RAG Patterns¶

RAG = Retrieval-Augmented Generation. The LLM doesn't rely only on its training data — at query time, the system retrieves relevant context from your own data and injects it into the prompt.

This page catalogs every RAG variant used in the portfolio plus a few comparison patterns that aren't (yet) used. For where the embeddings live, see Vector-Databases.md. For the embedding-side primitives (chunking, reranking, BM25), see AI-Concepts.md.

Quick portfolio map¶

RAG Type	App count	Most common stack
HyDE RAG	~17 apps	pgvector + text-embedding-3-small
Basic / Pipeline RAG	~5 apps	pgvector or Qdrant + text-embedding-3-small
Agentic RAG	3 apps	Mixed; tool-calling LLM
Adaptive 3-Tier	1 app (FamilyChat)	pgvector + cross-encoder
Graph RAG (3-tier)	1 app (GoGreen-DOC-AI)	Qdrant + LangChain + entity graph
Multi-Type RAG	1 app (MyPollingApp)	pgvector × 5 indexes
TF-IDF RAG	2 apps	scikit-learn / in-memory
BM25 RAG	1 app (WP-Plugin)	MySQL custom
Enterprise RAG (9 techniques)	1 app (OpenSentinel)	pgvector
No RAG (intentional)	5 apps	n/a

Naive RAG (a.k.a. Basic / Standard RAG)¶

What it is. The textbook three-step pipeline: embed the user query → look up the top-K most similar chunks in a vector DB → stuff those chunks into the LLM prompt as context.

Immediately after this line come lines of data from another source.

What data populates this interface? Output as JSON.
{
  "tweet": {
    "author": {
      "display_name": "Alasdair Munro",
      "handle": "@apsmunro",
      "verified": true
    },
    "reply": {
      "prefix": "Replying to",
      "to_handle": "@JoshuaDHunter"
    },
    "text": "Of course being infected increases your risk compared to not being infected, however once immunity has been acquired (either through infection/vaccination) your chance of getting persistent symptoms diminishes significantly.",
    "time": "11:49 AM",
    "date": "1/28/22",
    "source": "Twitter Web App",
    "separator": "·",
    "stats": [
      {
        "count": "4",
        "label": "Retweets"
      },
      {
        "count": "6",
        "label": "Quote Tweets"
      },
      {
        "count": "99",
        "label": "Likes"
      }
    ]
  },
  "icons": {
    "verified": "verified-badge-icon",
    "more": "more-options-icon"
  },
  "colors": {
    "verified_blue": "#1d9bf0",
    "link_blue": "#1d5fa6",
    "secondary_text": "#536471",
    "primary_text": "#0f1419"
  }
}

Why we use it. Cheapest baseline. No reranker, no query rewriting, no graph. Good for narrow data sets where naive retrieval is "good enough."

Used in: - GoGreenPaperlessInitiative — pgvector + text-embedding-3-small. Embedding-status tracking and document-scoped search; no reranker. - MangyDogCoffee — pgvector + text-embedding-3-small. Knowledge-base indexing for menu / schedule / FAQ context fed into a voice agent. - Realestate-all-docker — MySQL JSON columns as the vector store + text-embedding-3-small. 11 distinct property RAG types, cosine similarity in SQL. - GoGreen-AI-Concierge — Qdrant + text-embedding-3-small. Pipeline-style: Crawlee web ingestion → batch embedding → citation tracking. (Listed below as "Pipeline RAG" because of the ingestion emphasis.)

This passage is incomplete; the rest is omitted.